Thinkers like the Catholic priest Thomas Berry have been incredibly influential. He argued that we are in a time of deep crisis and that what we need is a “New Story,” a new way of understanding the universe and our place in it that combines the insights of modern science with the spiritual wisdom of the world’s ancient traditions. This new story would once again see the universe and nature not as a dead machine, but as a sacred, living community of which we are a part. This spiritual reawakening is a sign of hope, suggesting that the old connection to nature is not lost, but is being reborn in a new and powerful way.

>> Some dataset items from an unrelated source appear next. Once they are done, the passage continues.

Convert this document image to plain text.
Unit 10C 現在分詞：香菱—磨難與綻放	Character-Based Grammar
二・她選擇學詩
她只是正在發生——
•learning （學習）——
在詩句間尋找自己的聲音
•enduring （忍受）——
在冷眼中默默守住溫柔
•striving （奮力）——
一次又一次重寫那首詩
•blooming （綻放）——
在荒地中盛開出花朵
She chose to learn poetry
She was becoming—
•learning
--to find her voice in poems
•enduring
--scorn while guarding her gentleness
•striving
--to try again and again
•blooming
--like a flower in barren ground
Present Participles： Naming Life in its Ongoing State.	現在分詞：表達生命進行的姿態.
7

Conclusion: Re-Weaving the Sacred Connection
The story of how religion influenced human connections with nature is a vast and winding one, filled with both light and shadow. We have seen how early animistic beliefs forged a deep sense of kinship with a living world, leading to a sustainable and respectful relationship with nature. We have explored the Dharmic traditions of the East, which see the natural world as a direct manifestation of the divine, a web of interconnected life in which we are all participants. We have also examined the complex legacy of the Abrahamic faiths, which hold within them the conflicting ideas of dominion and stewardship, a tension that has led to both the exploitation and the dedicated protection of nature.
The legacy is therefore a dual one. On one hand, certain interpretations of religious texts have undeniably been used to justify the domination and misuse of the natural world. On the other hand, buried within these same traditions is a profound wellspring of ecological wisdom, a deep understanding that the Earth is a sacred gift, a living community that must be treated with reverence, care, and respect.
Today, as we face unprecedented environmental challenges, this ancient wisdom is more relevant than ever. Re weaving this sacred connection to nature may be one of the most important tasks of the 21st century. It requires us to look beyond a purely scientific or economic view of the world and to rediscover the sense of awe, wonder, and moral responsibility that our spiritual traditions have offered for millennia. In doing so, we may find not only a path to a more sustainable future for our planet, but also a deeper and more meaningful connection to the beautiful world of nature that is our only home.